Xamanismo Tupi-Guarani

Um dia – crê o povo Tupi-Guarani – Tupã, o Grande Espírito, despertará no coração dos seres humanos, e através de indivíduos alinhados com a verdadeira vontade da vida, conduzirá a humanidade por um caminho de generosidade e força, suavidade e aceitação. O mundo não será perfeito, posto que as coisas estão sempre se transformando, e a imperfeição é a sua linguagem.

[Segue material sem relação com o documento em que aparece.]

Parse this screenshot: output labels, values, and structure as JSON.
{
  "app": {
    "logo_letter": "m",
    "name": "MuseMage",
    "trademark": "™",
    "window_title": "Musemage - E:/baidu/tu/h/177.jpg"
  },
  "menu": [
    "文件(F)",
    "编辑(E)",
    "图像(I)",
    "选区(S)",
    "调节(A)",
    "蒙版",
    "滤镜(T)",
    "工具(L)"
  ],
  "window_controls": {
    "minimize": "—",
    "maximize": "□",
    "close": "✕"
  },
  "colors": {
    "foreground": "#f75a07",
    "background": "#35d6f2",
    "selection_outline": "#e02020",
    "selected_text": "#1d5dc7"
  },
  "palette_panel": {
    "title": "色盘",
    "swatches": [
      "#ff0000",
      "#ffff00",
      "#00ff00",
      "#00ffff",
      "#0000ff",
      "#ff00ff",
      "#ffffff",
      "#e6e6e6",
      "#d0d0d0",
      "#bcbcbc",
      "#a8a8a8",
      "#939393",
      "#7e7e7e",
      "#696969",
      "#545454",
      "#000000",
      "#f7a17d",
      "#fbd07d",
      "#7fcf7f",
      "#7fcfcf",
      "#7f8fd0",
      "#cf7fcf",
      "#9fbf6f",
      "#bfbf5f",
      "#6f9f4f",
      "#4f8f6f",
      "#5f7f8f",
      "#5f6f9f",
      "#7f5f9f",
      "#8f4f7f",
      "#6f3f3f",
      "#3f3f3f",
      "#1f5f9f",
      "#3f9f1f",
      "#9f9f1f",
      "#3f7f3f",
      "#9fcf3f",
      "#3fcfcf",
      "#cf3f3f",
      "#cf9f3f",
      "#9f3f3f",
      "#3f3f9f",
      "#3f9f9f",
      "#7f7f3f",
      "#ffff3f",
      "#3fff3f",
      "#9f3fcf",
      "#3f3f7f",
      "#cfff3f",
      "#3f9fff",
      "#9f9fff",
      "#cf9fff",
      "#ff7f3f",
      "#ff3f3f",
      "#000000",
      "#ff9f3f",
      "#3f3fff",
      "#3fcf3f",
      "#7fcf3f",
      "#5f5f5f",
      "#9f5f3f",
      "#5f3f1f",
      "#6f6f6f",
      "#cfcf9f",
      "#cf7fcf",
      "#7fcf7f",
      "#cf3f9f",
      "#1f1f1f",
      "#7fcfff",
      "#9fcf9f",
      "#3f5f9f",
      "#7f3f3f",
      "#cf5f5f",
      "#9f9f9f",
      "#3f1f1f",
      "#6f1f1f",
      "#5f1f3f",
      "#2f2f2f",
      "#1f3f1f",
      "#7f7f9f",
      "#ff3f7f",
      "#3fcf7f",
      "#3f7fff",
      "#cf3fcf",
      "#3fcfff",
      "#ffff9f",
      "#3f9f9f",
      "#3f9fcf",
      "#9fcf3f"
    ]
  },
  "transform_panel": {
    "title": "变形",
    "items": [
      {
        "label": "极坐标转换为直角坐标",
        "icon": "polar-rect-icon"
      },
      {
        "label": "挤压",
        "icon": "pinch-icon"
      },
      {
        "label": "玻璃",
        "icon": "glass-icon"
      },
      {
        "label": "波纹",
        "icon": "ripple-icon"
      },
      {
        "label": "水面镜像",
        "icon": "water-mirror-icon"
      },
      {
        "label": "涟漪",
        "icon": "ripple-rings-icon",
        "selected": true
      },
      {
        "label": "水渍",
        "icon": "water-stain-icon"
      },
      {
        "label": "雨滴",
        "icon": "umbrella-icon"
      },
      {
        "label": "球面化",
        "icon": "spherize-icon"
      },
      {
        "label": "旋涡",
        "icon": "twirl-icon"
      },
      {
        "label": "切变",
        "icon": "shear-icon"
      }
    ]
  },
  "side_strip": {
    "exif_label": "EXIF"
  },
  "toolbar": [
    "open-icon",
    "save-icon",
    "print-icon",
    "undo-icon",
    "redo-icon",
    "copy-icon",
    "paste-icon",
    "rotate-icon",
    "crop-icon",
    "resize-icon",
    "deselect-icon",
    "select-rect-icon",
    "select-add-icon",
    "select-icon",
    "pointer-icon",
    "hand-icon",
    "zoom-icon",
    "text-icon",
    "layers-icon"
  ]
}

Mas por esse caminho, seremos conduzidos e conduziremos a existência a um lugar-de-ser onde natureza e cultura, tradição e modernidade, conviverão mais positivamente, e se buscará que todo progresso seja o mais proveitoso para a cadeia de seres vivos, nossos irmãos, que compõem o planeta.
Ainda choraremos nossos mortos, mas com menos senso de injustiça, porque compreenderemos que a morte é um intervalo na História do Grande Espírito. Ainda sofreremos a dor, mas ela será capaz de nos ensinar mais sobre quem somos. Ainda teremos grandes problemas, mas nossa forma de encará-los realmente será diversa, ampliada, mais profunda do que é hoje. E emergiremos, buscaremos emergir desses problemas com um senso novo de realidade.
O tempo de Tupã é este. Nosso papel, como portadores da fagulha vital, é abrir a porta para receber o Grande Espírito. Sejamos nós os primeiros a contar a boa nova: que o tempo de despertar para a Vida chegou, e seguiremos nele daqui para frente.
Sinta as batidas do seu coração, e diga se não é o próprio Grande Espírito falandoTu Pã, Tu Pã, Tu Pã…

Xamanismo Tupi-Guarani

Nos próximos dias 18 e 25 de Agosto nos encontraremos para uma introdução ao Xamanismo Tupi-Guarani, num percurso de reconhecimento dos saberes ancestrais indígenas à partir dos seus cânticos sagrados. Desde os primórdios, as primeiras manifestações mitológicas mais genuínas sempre foram passadas de geração a geração através da música. Isso porque em comunidades ágrafas (sem escrita histórica) o amparo em métricas, melodias e ritmos além de fortalecer-se na memória como marcadores, também marca o próprio modo como a vida expressa seus fluxos. A Odisseia e a Ilíada, poemas gregos máximos do povo grego, eram cantados por Homero. O Enuma Elish, épico Babilônico também foi composto para ser declamado, um extenso e comovente hino sobre as Origens. Tantos outros registros mitológicos de profunda beleza nos legaram os povos tradicionais de todo o mundo, e este conhecimento pouco a pouco sucumbe pela destruição sistemática de seus representantes.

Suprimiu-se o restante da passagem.